Uhh.... isn't hashed data supposed to be unreturnable?

[iago]

Some problems:
- Newlines, tabs, spaces, and any other whitespace will hash the same. That can introduce collisions.
- Multiple spaces beside each other won't affect it.  So that's another way to introduct a collision. 
- Your ending data is only 4 bytes, so it's extremely easy to bruteforce the entire keyspace.  2³² possibilities, at say 15000 tries/second (not unrealistic, especially with such a simple algorithm), means you can force a collision in about 3 days.  That makes it useless for verification. 
- It's being xor'd by predictable values, so the xor'ing is completely useless.
- If it's a short string (so it doesn't overflow), you could probably get the original string back by finding out which letter evenly divides into the resulting number.  You could easily work backwards like that. 
- The last characters in the string have more effect than the first characters.
- NULL characters or \x01 characters won't hash properly, so ths is pretty useless for hashing binary data. 

Why do you try to invent your own hashing/encryption algorithms, anyway?  You realize that the current ones used were derived by mathematical geniuses, and tested for a significant amount of time with every known attack before becoming a standard?  I'm pretty sure you don't know a lot about math, or about cryptographic theory, so there really isn't a point in trying to invent your own.  Why don't you find the outline of the SHA1 or MD5 (or even MD2) standard and try to implement that on your own?  One of our assignments in school was to implement MD2.

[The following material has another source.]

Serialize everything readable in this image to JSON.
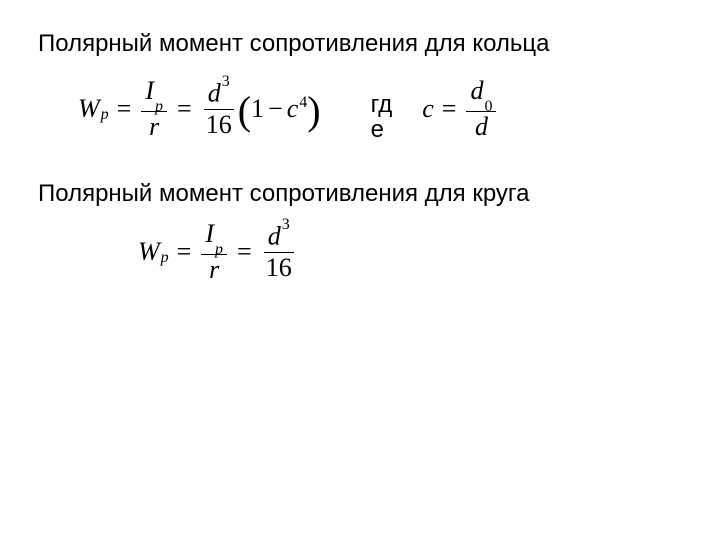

Oh, and by the way, .o is for object files, not for the final output.  If you really feel like you need an extension, use .bin or .out. But you shouldn't need an extnesion at all. 

[Warrior]

Warrior's methods of passing arrays suck. =p

You suck at implementing it.

[Sidoh]

Maybe it's a little of both!

[Warrior]

Or maybe he sucks at implementing it.

[Sidoh]

Or maybe he sucks at implementing it.

I doubt it!

[Warrior]

It's Joe.

[iago]

Arrays should never be passed as parameters.  Pointers to arrays can be, but actual arrays shouldn't be.

[Warrior]

Don't look at me. I didn't suggest that.

[Sidoh]

But you implied that!

Buahaha, I love being a bastard.

[Warrior]

You're misinterpretation, not my fault.

[Sidoh]

You're misinterpretation, not my fault.

Your **!

It was a joke anyway, silly goose.  ^_^

[Warrior]

's what I get for typing when I am tired. Speaking of tired, going to bed.

[RoMi]

iago what grade would you give joe's code?